The means by which a rocky ground can be converted for rabbit farming is illustrated in the figure.  The upper diagram shows a layer of soil (brown) over a rocky substrate which rabbits are unable to dig.  For farming, the soil is drawn into heaps so that patches of ground covered by soil, ie. the "pillows", are separated by strips of rocky ground.  A series of stakes are driven into the rocky part to support isolating fences - as shown in the lower diagram.  Descriptions can be found readily on the web.  The farmer then has merely to throw into each pillow area two rabbits, one male and one female both of breeding age.  He is then obliged to feed the rabbits and no doubt their burgeoning family with cut grass and other herbaceous material.  The field of pillows would often be given the name 'warren'.

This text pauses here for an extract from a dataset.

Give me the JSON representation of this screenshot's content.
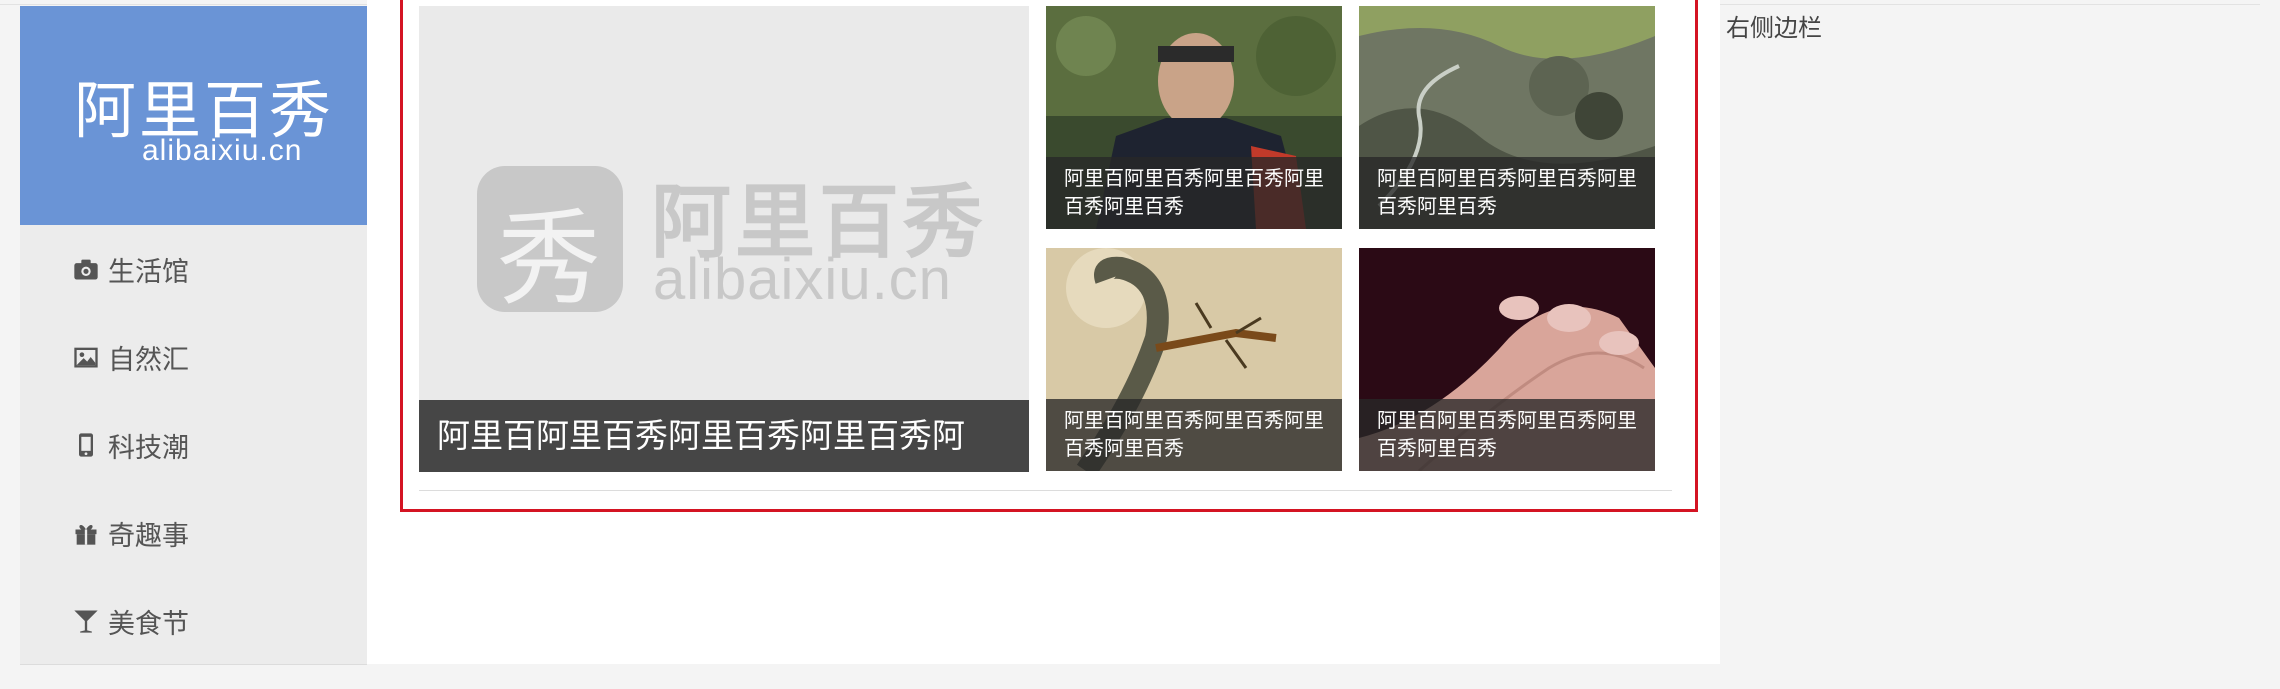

Pillows were often 10 to 20 metres in length and 5 metres wide. In Blisworth 10 acres was the field area designated for the warren (the 1727 map shows no markings within the field. Oddly, in Kilsby (private comm.) the area marked out in a map dated 1848 was 40 yards square, said to be within a very sandy area. This difference brings to mind the possible use of a strategy to minimise disease in the rabbits. Maybe a modest area only was used but moved from place to place within the warren field whilst older places were cultivated or laid bare for the soil to become 'sterilised'. The marking of a 1848 map in that way also suggests that, in Kilsby at least, the warren continued into post-medieval times.

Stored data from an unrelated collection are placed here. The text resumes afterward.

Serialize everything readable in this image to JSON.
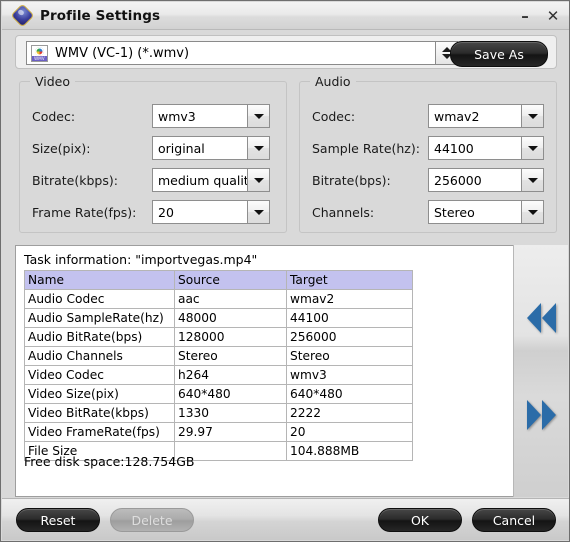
{
  "window": {
    "title": "Profile Settings",
    "app_icon": "shield-diamond-icon",
    "minimize_label": "–",
    "close_label": "✕"
  },
  "format_bar": {
    "format_icon": "wmv-file-icon",
    "format_icon_label": "WMV",
    "selected_format": "WMV (VC-1) (*.wmv)",
    "spinner_icon": "up-down-spinner-icon",
    "save_as_label": "Save As"
  },
  "video": {
    "group_title": "Video",
    "fields": [
      {
        "label": "Codec:",
        "value": "wmv3"
      },
      {
        "label": "Size(pix):",
        "value": "original"
      },
      {
        "label": "Bitrate(kbps):",
        "value": "medium quality"
      },
      {
        "label": "Frame Rate(fps):",
        "value": "20"
      }
    ]
  },
  "audio": {
    "group_title": "Audio",
    "fields": [
      {
        "label": "Codec:",
        "value": "wmav2"
      },
      {
        "label": "Sample Rate(hz):",
        "value": "44100"
      },
      {
        "label": "Bitrate(bps):",
        "value": "256000"
      },
      {
        "label": "Channels:",
        "value": "Stereo"
      }
    ]
  },
  "task_info": {
    "heading": "Task information: \"importvegas.mp4\"",
    "columns": [
      "Name",
      "Source",
      "Target"
    ],
    "rows": [
      [
        "Audio Codec",
        "aac",
        "wmav2"
      ],
      [
        "Audio SampleRate(hz)",
        "48000",
        "44100"
      ],
      [
        "Audio BitRate(bps)",
        "128000",
        "256000"
      ],
      [
        "Audio Channels",
        "Stereo",
        "Stereo"
      ],
      [
        "Video Codec",
        "h264",
        "wmv3"
      ],
      [
        "Video Size(pix)",
        "640*480",
        "640*480"
      ],
      [
        "Video BitRate(kbps)",
        "1330",
        "2222"
      ],
      [
        "Video FrameRate(fps)",
        "29.97",
        "20"
      ],
      [
        "File Size",
        "",
        "104.888MB"
      ]
    ],
    "free_space": "Free disk space:128.754GB",
    "header_color": "#c3c2ef"
  },
  "nav_strip": {
    "prev_icon": "rewind-double-arrow-icon",
    "next_icon": "fast-forward-double-arrow-icon",
    "arrow_color": "#2b6ca8"
  },
  "footer": {
    "reset_label": "Reset",
    "delete_label": "Delete",
    "ok_label": "OK",
    "cancel_label": "Cancel"
  }
}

In medieval times the warren field was called the 'coneygraze', 'coneygarth', 'cony yard', 'coneygres', 'coneygree' or 'coneygreen' and in Blisworth this was a particular field next  to the South Green.  [coney = rabbit and graze = where they were fed]  The field is now an allotment field (see aerial views section) and, in places where there has been no ironstone mining, the rocky substrate is well known to the gardeners.  In a field near to the coneygres, to the east in the case of Blisworth, there was a field called Coneygres Leys.  In the 1950s when an extension to the council housing estate was being planned, the parish council used the name Connegar Leys as the name of the principal road being created.  As can be readily confirmed with a web search, the name Coneygree occurs frequently as a place name in England.

The Lord of the Manor would value highly the right to have a coneygree and perhaps also a fishpond and it is thought that both existed in Blisworth.  Rabbits and fish were an important source of protein before much sheep farming.  However, unless the squire was particularly generous or successful poaching was practiced, none of this protein would be eaten by the peasantry.